Mucosa-associated lymphoid tissue lymphoma translocation protein 1 (MALT1) participates in the immune-related allergic response and inflammation flare, while its clinical role in asthma children is still unknown. Herein, this study aimed to investigate MALT1 expression, and its correlation with exacerbation risk, T helper (Th)1, Th2 cells (and their secreted cytokines), as well as inflammatory cytokines in asthma children.

Sixty children with asthma exacerbation and 60 children with remission asthma were enrolled in this study; then their blood MALT1, Th1, Th2 cells, tumor necrosis factor-α (TNF-α), interleukin-6 (IL-6), interferon-gamma (IFN-γ), and interleukin-4 (IL-4) were detected. Besides, blood MALT1 in another 20 health controls was also determined.

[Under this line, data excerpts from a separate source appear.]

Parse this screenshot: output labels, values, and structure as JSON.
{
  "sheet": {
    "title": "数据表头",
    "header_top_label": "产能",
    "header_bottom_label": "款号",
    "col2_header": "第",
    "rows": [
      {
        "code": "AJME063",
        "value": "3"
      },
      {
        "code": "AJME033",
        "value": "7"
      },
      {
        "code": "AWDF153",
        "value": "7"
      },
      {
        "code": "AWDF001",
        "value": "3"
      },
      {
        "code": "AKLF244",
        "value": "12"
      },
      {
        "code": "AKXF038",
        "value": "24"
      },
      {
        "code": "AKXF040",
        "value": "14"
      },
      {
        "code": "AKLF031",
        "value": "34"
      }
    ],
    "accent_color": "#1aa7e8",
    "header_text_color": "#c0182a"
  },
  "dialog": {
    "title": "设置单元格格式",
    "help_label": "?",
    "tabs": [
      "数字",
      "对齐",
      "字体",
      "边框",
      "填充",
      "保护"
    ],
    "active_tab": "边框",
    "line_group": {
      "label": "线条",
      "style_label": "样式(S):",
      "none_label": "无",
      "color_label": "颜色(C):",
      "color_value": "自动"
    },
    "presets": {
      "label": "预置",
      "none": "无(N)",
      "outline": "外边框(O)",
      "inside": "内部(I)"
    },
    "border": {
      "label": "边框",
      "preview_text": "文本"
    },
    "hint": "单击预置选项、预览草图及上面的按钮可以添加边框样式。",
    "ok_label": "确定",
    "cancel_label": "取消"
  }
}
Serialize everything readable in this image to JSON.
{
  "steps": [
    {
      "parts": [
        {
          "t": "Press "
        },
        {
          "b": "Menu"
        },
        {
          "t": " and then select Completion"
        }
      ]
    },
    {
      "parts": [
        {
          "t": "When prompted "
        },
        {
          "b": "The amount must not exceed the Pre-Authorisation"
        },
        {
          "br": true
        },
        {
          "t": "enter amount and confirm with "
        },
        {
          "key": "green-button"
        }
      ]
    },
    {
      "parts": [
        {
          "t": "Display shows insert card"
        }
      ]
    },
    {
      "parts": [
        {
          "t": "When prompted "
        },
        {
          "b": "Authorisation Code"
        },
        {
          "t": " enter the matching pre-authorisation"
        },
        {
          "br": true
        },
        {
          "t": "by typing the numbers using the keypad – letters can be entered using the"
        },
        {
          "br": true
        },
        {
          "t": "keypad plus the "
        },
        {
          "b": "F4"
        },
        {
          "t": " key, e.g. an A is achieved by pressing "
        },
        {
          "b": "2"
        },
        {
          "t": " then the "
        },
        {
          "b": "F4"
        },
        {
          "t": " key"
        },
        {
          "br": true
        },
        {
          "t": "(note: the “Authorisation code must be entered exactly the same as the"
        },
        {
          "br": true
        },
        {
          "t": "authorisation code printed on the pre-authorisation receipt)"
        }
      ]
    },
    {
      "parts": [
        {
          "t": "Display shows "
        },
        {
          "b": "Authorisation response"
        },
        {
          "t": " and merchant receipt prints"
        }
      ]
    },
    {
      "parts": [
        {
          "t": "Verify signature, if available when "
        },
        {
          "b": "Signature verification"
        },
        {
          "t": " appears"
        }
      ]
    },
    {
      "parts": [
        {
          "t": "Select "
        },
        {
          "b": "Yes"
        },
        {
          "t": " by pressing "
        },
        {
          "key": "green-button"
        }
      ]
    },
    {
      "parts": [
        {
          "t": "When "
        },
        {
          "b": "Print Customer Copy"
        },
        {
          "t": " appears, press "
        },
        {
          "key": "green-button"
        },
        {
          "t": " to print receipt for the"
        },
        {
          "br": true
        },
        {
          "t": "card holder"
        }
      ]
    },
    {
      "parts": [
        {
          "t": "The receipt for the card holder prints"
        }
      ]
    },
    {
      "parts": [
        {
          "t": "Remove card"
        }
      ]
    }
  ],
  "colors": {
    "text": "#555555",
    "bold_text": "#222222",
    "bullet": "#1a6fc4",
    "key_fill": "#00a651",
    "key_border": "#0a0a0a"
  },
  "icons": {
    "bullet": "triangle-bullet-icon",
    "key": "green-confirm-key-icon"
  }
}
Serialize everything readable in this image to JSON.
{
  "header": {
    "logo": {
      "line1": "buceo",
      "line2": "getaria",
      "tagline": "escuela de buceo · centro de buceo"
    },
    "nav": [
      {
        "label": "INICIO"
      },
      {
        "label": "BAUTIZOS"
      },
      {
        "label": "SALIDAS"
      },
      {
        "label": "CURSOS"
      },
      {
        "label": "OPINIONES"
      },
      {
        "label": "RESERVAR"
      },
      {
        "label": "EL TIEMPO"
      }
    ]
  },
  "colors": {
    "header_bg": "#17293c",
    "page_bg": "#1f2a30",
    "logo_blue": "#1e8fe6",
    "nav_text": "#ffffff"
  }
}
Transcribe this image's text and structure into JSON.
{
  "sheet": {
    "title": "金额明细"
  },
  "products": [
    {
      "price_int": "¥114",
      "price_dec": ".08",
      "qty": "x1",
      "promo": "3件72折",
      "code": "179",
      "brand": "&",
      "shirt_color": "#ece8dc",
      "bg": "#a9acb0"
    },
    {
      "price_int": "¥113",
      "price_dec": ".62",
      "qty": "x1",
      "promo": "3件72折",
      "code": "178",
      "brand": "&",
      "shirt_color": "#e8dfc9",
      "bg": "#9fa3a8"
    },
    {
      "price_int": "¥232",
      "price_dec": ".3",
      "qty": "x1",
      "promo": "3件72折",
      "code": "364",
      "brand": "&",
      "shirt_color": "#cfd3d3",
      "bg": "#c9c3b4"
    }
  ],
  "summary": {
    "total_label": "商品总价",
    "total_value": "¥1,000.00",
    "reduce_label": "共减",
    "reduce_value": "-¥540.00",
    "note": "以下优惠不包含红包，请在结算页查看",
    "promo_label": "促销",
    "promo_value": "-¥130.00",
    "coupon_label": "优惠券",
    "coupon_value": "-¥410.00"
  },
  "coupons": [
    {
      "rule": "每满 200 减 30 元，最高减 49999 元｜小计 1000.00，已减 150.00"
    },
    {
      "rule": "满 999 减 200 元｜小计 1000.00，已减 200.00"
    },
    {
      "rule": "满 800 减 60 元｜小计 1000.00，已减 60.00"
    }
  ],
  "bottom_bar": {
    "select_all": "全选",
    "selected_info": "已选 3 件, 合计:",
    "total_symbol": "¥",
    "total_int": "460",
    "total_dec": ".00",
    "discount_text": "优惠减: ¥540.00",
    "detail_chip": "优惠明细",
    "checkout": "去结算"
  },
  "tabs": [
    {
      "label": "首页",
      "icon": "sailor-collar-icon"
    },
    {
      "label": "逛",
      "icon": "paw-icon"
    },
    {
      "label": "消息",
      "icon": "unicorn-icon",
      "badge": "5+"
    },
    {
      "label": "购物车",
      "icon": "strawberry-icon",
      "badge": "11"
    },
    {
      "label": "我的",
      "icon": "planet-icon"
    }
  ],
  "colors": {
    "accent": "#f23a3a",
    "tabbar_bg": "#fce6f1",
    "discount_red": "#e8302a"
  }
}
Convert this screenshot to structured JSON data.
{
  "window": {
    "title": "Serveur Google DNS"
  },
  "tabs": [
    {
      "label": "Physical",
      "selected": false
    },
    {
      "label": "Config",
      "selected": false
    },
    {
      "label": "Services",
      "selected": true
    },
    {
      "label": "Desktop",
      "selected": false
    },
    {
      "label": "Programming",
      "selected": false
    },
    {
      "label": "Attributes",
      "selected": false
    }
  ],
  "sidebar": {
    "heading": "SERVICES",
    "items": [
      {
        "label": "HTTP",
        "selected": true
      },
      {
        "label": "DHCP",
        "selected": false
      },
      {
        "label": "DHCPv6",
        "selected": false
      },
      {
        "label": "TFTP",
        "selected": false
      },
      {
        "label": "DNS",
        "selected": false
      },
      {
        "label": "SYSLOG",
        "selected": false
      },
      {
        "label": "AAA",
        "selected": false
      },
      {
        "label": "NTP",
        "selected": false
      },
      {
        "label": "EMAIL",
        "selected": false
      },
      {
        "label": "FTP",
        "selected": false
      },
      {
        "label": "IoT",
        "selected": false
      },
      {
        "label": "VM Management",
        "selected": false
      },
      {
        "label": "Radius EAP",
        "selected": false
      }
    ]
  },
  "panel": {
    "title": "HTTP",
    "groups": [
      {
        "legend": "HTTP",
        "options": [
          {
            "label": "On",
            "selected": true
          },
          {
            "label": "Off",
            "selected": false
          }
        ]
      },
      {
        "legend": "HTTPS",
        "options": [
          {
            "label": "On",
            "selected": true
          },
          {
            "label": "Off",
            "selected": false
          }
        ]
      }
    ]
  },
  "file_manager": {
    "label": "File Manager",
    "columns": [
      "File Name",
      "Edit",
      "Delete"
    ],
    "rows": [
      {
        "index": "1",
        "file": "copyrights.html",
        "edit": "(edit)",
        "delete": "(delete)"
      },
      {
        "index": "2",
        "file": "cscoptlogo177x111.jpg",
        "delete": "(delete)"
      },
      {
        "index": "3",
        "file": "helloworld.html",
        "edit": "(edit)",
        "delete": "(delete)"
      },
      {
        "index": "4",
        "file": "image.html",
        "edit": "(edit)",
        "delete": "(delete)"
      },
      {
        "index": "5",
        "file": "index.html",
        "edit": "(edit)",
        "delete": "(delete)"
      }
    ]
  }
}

Mucosa-associated lymphoid tissue lymphoma translocation protein 1 was highest in children with asthma exacerbation, followed by children with remission asthma, and lowest in health controls (p < 0.001). MALT1 could distinguish children with asthma exacerbation from children with remission asthma (area under the curve (AUC): 0.757, 95% CI: 0.670-0.843). In children with asthma exacerbation, MALT1 was negatively linked with IFN-γ (p = 0.002) and Th1 cells (p = 0.050), but positively related to Th2 cells (p = 0.027) and exhibited a positive correlation trend (without statistical significance) with IL-4 (p = 0.066); meanwhile, MALT1 was positively correlated with exacerbation severity (p = 0.010) and TNF-α (p = 0.003), but not linked with IL-6 (p = 0.096). In children with remission asthma, MALT1 only was negatively associated with Th1 cells (p = 0.023), but positively linked with TNF-α (p = 0.023).

Mucosa-associated lymphoid tissue lymphoma translocation protein 1 serves as a potential biomarker for monitoring exacerbation risk and Th1/Th2 imbalance-mediated inflammation of asthma children.